*Please Read Carefully Prior to Signing*
I authorize Leila Tober to serve me in the capacity of Quantum Touch Practitioner, to provide energy healing work within the bounds of her certification. (Definition of Services attached)
I understand that Quantum Touch should not be construed as a substitute for appropriate medical and or mental health care. Nor does it diagnose, prescribe, or treat for any physical and/ or mental illness. Leila Tober is not a mental health care therapist, professional
counselor, licensed clinical social worker, marriage and family therapist, psychologist, psychiatrist, massage therapist or medical practitioner or nurse. Nothing she says or does should be construed as such.
I take 100% responsibility as to what to apply and/or not apply in my life regarding anything she says and/or does @ anytime and even stopping the session(s) if I feel to do so.
I take 100% responsibility for my medical and/or mental healthcare choices and all consequences resulting from those choices and/or actions taken with respect to any information received from, by or through Leila Tober.
I understand that all information received and given is kept strictly confidential. That includes with my spouse, my family and my friends, as well as Leila Tober’s spouse, her family, her friends and/ or colleagues. Leila Tober will never talk about specific issues in a way that links me with the information – though at times, Leila Tober may use my experience(s) as a completely anonymous example to help other people in client sessions, and/ or articles on the internet or elsewhere.
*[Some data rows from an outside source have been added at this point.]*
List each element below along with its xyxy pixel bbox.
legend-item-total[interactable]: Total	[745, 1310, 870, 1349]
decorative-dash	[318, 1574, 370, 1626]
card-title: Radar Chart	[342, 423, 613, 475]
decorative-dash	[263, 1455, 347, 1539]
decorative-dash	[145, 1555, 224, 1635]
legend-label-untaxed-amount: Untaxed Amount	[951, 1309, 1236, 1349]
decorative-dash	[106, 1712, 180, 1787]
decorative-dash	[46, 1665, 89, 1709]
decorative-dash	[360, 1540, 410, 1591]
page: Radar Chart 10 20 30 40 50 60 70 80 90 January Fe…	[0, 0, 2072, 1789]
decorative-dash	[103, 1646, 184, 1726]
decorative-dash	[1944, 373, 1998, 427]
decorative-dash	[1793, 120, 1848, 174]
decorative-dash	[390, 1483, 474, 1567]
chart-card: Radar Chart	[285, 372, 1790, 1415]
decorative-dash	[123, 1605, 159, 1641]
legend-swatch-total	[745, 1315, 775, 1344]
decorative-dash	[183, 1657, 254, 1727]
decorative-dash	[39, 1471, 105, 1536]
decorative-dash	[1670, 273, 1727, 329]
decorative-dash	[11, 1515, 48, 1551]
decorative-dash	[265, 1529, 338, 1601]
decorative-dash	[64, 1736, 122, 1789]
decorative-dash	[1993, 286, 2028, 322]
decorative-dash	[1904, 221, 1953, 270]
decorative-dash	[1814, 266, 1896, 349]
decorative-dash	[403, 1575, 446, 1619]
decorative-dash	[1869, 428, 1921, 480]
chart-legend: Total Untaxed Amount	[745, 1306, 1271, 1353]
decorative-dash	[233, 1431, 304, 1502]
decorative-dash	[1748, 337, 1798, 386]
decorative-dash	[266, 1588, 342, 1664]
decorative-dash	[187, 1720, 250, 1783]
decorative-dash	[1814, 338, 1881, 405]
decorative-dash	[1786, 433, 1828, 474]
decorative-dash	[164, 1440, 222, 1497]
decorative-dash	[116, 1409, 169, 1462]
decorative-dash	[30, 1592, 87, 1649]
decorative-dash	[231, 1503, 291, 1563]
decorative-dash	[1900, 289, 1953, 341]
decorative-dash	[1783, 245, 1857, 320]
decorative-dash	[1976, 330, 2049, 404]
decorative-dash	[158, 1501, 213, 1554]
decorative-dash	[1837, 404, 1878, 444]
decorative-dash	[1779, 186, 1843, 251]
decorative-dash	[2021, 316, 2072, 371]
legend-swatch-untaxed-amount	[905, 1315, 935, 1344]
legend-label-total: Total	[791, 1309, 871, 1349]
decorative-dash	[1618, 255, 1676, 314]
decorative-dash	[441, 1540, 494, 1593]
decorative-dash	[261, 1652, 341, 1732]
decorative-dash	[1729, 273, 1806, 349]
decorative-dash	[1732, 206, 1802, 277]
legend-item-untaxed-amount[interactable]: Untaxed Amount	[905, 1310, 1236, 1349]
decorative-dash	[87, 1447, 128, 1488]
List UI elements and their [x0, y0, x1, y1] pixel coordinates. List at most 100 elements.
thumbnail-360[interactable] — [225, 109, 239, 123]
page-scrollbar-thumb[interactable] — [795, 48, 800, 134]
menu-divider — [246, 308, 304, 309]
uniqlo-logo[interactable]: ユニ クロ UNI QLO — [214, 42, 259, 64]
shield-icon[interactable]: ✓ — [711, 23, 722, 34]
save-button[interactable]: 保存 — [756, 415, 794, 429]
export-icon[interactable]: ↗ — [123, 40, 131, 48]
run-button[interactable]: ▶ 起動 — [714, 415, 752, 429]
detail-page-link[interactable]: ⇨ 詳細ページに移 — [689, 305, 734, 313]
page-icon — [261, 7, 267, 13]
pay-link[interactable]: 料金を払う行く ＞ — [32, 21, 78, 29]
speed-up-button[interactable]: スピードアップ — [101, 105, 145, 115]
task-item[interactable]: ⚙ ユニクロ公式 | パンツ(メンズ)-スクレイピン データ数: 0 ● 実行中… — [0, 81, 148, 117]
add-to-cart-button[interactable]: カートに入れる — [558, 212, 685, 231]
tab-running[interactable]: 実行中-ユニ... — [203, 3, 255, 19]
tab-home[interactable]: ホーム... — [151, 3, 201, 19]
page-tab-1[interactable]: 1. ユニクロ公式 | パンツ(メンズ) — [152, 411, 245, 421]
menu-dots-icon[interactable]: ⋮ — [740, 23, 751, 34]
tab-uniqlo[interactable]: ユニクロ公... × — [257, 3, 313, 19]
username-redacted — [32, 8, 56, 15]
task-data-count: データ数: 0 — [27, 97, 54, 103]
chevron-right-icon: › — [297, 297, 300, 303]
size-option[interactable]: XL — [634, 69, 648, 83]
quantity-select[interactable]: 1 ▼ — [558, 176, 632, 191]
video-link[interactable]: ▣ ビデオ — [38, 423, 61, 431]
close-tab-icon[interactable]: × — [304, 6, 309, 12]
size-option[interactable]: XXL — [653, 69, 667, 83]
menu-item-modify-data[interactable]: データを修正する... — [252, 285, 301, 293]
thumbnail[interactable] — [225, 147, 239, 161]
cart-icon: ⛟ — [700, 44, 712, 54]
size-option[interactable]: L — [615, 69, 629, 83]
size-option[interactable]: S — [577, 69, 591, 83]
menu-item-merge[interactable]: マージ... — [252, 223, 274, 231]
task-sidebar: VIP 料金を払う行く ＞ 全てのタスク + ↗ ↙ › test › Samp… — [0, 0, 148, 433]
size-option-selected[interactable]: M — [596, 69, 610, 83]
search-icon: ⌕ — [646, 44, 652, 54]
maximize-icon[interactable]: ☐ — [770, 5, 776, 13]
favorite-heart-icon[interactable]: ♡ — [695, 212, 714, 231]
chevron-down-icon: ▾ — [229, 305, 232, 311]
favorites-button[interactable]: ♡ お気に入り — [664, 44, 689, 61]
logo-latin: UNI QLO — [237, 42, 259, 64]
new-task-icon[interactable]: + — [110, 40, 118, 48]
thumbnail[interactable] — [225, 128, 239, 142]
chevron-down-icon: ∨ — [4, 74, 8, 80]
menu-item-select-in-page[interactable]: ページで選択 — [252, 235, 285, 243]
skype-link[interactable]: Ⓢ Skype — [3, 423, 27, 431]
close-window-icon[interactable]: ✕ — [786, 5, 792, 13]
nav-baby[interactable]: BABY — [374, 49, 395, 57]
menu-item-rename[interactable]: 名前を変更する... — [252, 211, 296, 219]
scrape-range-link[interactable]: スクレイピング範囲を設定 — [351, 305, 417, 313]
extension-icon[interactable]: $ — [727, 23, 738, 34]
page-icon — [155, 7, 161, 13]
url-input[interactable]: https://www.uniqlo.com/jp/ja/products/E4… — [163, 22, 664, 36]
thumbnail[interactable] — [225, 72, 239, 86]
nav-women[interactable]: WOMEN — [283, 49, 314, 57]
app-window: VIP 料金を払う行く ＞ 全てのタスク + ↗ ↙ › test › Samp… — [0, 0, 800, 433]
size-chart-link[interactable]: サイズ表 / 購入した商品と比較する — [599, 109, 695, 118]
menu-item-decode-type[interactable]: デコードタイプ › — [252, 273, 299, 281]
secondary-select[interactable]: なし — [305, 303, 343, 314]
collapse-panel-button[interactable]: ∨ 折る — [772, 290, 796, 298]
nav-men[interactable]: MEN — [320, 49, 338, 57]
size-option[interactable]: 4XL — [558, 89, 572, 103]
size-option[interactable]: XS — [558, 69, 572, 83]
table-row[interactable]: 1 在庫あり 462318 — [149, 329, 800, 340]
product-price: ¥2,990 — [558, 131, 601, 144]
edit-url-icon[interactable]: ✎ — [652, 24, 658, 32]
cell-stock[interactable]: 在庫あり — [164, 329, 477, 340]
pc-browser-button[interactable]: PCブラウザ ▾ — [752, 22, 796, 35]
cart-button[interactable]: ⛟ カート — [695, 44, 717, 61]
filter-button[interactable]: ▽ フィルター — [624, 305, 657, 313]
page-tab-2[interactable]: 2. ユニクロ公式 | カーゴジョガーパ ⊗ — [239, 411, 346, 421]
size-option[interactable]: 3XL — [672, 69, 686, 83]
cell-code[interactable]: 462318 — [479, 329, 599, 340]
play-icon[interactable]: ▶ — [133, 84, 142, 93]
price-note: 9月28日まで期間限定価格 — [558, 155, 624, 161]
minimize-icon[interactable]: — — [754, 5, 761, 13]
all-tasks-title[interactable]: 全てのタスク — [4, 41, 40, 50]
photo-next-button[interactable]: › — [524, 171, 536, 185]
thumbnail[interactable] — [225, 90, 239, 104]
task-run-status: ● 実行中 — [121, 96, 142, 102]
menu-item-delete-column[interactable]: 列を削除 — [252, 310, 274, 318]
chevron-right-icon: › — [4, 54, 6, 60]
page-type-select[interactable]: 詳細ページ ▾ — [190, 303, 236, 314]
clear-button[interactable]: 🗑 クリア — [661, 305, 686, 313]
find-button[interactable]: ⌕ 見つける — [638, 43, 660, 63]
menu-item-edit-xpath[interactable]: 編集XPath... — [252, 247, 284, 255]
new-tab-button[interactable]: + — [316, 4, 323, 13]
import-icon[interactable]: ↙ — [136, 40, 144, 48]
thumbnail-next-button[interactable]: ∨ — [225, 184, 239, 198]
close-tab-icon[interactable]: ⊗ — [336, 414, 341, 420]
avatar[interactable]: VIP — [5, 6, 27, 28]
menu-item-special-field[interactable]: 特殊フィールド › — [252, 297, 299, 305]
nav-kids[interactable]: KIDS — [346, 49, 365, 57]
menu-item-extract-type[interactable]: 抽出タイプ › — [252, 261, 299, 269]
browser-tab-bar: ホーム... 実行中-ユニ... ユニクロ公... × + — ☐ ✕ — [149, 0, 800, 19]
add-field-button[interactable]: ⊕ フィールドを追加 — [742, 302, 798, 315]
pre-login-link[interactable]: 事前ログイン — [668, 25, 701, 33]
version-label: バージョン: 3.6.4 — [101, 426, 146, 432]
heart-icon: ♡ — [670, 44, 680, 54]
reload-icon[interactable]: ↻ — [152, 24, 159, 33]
Leila Tober may consult an associate regarding me, but only as an anonymous client. (Note: If you have any questions or concerns about this, let Leila Tober know prior to signing this document and she will accommodate you and make note of your desires.)
I have read the above statements and in no way hold Leila Tober, her family, heirs, trustees, assigns, employees, staff, or assistants responsible at any time for any actions I may take because of information shared, energy work received by myself during the energy healing session(s).
I represent and certify that my true name and identity is written above and signed below, that I am who I say that I am, and if I am under the age of 21 years, I do represent and certify that I have the permission of my parent(s) and/or legal guardian(s) to participate in the stated activities and that they have full knowledge thereof.
Furthermore, I understand that any illicit or sexually suggestive remarks and/or advances will result in immediate termination of the energy healing session(s) without any refund.
I, the undersigned have read this form completely and agree to and understand all of its contents.